When the federal government fails to complete the AKK Gas Pipeline, it isn’t just a delay; it is the death sentence of the textile mills in Kaduna and the industries in Kano. Energy poverty is the primary recruiter for terrorists.

When a youth has no factory to work in and no irrigated farm to till because the Lake Chad Basin has been left to dry up without a massive recharge project, the “bandit’s rifle” becomes his only tool for survival.

Abdullahi mocks concerns over “Foreign Bases” as a distraction. He fails to see that our forests are “ungoverned” because the Federal Government has refused to build the roads, bridges, and communication towers necessary for a modern military to function. You cannot police a territory you have failed to road, light up, or map.

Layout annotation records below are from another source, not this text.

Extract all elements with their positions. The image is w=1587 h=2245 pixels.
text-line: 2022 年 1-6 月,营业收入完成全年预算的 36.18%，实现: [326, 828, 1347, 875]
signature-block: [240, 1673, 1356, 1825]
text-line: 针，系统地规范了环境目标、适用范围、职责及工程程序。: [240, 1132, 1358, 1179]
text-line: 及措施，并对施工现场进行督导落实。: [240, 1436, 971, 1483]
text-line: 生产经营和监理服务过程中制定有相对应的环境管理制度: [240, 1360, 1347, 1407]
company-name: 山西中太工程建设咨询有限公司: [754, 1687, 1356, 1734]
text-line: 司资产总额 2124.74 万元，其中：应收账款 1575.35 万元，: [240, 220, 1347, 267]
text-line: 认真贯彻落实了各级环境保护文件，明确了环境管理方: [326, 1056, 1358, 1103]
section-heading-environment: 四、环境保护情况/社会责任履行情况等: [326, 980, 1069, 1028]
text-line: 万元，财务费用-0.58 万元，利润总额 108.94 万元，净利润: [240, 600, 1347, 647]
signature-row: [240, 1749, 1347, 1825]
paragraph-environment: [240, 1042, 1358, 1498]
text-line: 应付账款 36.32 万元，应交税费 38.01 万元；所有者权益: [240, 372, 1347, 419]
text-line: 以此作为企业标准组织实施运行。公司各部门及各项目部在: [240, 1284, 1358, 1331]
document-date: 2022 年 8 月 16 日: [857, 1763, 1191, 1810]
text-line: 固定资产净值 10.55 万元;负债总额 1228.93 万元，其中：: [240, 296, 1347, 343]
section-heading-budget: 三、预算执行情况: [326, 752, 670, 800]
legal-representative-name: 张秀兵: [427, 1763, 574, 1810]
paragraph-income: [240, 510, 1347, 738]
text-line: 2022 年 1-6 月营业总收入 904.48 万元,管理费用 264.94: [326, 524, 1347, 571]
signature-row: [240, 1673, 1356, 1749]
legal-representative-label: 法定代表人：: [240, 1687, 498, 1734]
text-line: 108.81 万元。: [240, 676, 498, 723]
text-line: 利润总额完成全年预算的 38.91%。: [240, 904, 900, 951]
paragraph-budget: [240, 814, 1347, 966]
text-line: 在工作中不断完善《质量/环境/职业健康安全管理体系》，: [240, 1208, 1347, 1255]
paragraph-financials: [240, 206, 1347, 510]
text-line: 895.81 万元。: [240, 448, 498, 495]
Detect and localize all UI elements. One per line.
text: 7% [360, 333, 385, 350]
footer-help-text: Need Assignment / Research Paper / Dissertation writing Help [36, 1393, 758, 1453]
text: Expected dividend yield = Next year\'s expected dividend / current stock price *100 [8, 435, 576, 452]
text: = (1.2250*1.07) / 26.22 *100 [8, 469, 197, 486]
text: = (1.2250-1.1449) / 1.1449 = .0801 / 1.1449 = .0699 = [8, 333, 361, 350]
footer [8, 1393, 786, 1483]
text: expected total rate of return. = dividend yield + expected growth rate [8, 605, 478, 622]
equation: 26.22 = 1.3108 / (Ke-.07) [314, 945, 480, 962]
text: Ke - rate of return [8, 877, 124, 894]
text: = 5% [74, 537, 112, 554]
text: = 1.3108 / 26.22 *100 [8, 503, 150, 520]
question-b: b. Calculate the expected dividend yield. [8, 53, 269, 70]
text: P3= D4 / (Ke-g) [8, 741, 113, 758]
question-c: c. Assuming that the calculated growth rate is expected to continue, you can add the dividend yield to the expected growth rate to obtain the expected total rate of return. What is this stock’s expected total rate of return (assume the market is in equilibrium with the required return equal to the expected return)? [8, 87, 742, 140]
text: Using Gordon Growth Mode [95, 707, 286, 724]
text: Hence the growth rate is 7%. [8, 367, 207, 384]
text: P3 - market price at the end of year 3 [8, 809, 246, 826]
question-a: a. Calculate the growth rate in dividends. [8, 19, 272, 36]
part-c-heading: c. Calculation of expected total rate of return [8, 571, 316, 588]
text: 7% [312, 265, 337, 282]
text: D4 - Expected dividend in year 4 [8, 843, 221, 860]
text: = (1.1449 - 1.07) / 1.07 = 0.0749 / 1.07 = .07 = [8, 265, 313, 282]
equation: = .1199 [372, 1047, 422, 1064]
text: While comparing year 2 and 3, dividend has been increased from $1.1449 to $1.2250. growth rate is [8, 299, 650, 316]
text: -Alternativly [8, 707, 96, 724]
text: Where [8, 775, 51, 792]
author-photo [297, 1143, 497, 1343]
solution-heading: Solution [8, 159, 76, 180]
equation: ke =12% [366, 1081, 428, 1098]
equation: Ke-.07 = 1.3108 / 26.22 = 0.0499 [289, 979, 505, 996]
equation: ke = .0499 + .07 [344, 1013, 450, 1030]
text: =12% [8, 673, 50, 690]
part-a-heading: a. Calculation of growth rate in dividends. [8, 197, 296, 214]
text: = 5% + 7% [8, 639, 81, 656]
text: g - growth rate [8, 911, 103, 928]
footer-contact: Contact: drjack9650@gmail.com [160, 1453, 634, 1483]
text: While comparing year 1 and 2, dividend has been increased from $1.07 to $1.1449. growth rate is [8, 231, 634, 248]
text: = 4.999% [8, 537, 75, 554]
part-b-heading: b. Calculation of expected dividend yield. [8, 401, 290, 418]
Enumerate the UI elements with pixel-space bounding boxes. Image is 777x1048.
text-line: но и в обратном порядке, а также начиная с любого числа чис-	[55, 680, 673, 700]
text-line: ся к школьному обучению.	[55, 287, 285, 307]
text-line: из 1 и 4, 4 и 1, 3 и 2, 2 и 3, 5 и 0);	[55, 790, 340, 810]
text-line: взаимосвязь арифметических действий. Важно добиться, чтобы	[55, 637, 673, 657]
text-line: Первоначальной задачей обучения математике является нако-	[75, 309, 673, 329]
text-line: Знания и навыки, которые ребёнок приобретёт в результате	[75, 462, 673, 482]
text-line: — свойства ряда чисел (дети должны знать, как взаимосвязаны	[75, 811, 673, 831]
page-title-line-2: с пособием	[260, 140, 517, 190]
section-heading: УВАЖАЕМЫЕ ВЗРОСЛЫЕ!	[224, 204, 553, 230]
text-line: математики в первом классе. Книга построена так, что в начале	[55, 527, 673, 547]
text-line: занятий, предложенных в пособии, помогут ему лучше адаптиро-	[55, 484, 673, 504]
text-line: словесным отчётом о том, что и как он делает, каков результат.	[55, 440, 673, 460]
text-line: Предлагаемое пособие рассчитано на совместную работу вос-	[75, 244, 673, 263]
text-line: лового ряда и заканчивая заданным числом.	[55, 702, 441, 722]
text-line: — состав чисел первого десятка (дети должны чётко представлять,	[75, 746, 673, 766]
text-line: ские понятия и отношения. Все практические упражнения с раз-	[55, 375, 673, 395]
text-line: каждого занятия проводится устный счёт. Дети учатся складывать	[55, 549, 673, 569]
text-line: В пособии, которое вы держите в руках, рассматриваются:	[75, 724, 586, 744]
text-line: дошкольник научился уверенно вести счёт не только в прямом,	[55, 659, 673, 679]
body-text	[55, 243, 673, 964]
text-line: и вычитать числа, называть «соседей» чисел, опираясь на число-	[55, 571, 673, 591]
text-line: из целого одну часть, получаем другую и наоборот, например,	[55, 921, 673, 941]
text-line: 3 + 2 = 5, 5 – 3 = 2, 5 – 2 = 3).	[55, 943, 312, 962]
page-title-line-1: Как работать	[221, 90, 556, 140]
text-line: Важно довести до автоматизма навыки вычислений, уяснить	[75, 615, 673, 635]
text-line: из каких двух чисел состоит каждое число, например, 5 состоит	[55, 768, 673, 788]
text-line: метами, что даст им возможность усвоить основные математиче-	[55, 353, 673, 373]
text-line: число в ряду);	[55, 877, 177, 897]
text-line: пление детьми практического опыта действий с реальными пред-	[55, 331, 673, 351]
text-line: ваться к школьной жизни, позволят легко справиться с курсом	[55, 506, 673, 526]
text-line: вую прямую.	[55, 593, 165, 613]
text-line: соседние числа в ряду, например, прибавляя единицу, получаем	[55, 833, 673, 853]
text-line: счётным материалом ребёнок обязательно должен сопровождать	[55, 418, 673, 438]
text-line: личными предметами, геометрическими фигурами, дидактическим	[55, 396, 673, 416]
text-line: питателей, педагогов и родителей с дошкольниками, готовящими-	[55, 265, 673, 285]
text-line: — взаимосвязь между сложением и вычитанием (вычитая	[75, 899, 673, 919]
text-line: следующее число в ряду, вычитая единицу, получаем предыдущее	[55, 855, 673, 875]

The North isn’t “sleeping” —it is being starved of the basic tools of 21st-century governance.

It is time to stop the lazy narrative of “Northern failure.” The insecurity we see today is the inevitable harvest of decades of infrastructure neglect. We don’t need condescending “wake-up calls” from those sitting in the comfort of federally funded coastal hubs. We need the dams, the power grids, the gas pipelines, and the rail networks that were promised but never delivered.

Insecurity will end the moment the North is treated as a partner in industrialization rather than a mere source of votes. Until then, the blood of the innocent is not just on the hands of bandits-it is on the hands of a system that chose vanity projects over regional stability.

Chief Ibrahim Nasiru

A Public Affairs Analyst and writes from Abuja.